Superior acetone sensor based on single-crystalline α-Fe2O3 mesoporous nanospheres via [C12mim][BF4]-assistant synthesis

Abstract

Ionic liquid 1-dodecyl-3-methylimidazolium tetrafluoroborate ([C12mim][BF4]) assisted growth of single-crystalline α-Fe2O3 mesoporous nanospheres via hydrothermal synthetic method was investigated. The structure and morphology of the resultant products were characterized by X-ray diffraction (XRD), transmission electron microscopy (TEM), scanning electron microscopy (SEM) and nitrogen adsorption–desorption techniques.

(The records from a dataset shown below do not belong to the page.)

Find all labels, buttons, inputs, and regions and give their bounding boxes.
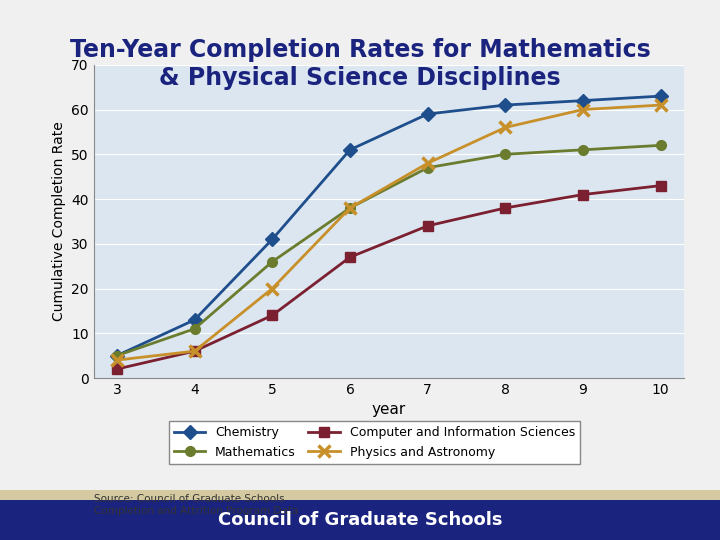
Legend: Chemistry, Mathematics, Computer and Information Sciences, Physics and Astronomy: Chemistry, Mathematics, Computer and Inf… [169,421,580,463]
Text: Ten-Year Completion Rates for Mathematics
& Physical Science Disciplines: Ten-Year Completion Rates for Mathematic… [70,38,650,90]
Text: Source: Council of Graduate Schools
Completion and Attrition Program Data: Source: Council of Graduate Schools Comp… [94,494,298,516]
Text: Council of Graduate Schools: Council of Graduate Schools [217,511,503,529]
Y-axis label: Cumulative Completion Rate: Cumulative Completion Rate [52,122,66,321]
X-axis label: year: year [372,402,406,417]
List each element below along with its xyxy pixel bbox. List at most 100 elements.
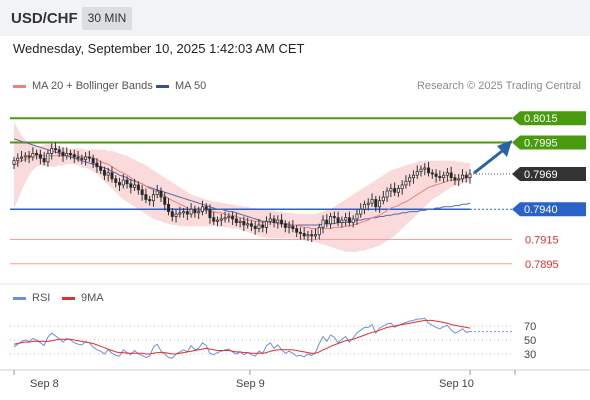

The results indicate that [C12min][BF4] plays an important role in microstructure and morphology controlled synthesis of the α-Fe2O3 nanostructures, which are self-assembled with the primary nanoparticles. The gas sensing properties of such single-crystalline α-Fe2O3 mesoporous nanospheres to some organic compounds such as methanol, ethanol, acetone benzene and methylbenzene were investigated. The sensors based on such mesoporous nanospheres, especially the nanospheres calcined at 300°C, exhibit excellent gas selectivity to acetone at working temperature of 170°C, which could be partially ascribed to appropriate amount of [C12mim][BF4] retention. They can detect acetone down to 0.1ppm with good anti-interefernce of ethanol and humidity, implying their potential application in the detection of breath acetone in type-Ι diabetic patients. The formation process and acetone sensing mechanism of such mesoporous nanospheres are also discussed in detail.